Gli incontri che Gesù risorto ha con i suoi non sono esperienze mistiche che i discepoli fanno per esperimentare e percepire il divino e l’eterno di Dio in Gesù risorto. L’apostolo Paolo distingue molto bene le sue esperienze mistiche (confronta 2Cor 12,1-4) dall’incontro con il Risorto sulla via di Damasco.
Gli incontri del Risorto sono veri avvenimenti, incontri con una persona vivente, sono incontri che avvengono nella storia, ma che trascendono la storia.
I nostri linguaggi faticano a comprendere la risurrezione. Si può provare con il linguaggio analogico oppure con quello metaforico, ma sono sempre molto limitati. Maggior fatica facciamo se usiamo il linguaggio razionale, peggio se ci limitiamo al linguaggio puro della scienza. Il fenomeno religioso ha bisogno di linguaggi più appropriati per essere compreso. Ad esempio potremmo considerare la risurrezione come un salto di qualità che apre nuove dimensioni di vita, dove la materia stessa viene trasformata in una nuova realtà vivente totalmente nel divino e nell’eterno, così diceva ad esempio Tertulliano, uno dei padri della chiesa.

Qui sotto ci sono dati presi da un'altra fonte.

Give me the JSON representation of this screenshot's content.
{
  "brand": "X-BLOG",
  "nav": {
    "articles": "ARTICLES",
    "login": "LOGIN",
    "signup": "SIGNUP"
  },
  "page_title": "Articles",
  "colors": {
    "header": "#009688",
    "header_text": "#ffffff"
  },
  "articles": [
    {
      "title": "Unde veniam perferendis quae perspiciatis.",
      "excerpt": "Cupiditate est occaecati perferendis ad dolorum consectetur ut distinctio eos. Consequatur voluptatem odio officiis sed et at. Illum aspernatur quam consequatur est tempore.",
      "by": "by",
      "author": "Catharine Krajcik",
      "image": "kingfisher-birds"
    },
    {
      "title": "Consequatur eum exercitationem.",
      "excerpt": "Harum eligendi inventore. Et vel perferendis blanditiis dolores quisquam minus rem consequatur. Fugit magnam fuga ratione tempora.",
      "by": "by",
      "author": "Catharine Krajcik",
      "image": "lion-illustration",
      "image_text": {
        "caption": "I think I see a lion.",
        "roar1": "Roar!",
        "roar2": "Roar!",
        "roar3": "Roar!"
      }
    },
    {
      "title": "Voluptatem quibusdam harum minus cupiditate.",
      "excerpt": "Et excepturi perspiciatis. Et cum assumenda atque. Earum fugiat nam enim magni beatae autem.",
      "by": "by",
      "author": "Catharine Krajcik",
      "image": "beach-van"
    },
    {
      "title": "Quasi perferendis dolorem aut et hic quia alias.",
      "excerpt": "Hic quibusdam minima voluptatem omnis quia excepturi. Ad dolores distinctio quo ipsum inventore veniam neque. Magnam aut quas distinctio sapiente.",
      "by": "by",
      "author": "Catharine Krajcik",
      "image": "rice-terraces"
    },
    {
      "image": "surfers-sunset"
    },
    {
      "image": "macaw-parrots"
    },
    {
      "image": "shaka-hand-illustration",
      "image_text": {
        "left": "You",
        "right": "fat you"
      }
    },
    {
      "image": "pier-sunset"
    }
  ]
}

Certamente la risurrezione non consiste nella banale rivitalizzazione di un morto, ma si tratta piuttosto della creazione di un nuovo stato di vita, dell’essere pienamente in Dio. Si tratta di un nuovo genere di evento, che apre la storia al di là di se stessa e crea una novità che rimane definitiva.
Va al di là della storia, ma lascia una impronta nella storia (confronta Benedetto XVI, Gesù di Nazaret, seconda parte, ed. Libreria Editrice Vaticana 2011, pp. 280-307).
Per noi, forse, è più facile parlare e vivere di queste impronte di risurrezione lasciate nella storia dai tanti santi che hanno vissuto la risurrezione di Cristo nella propria vita.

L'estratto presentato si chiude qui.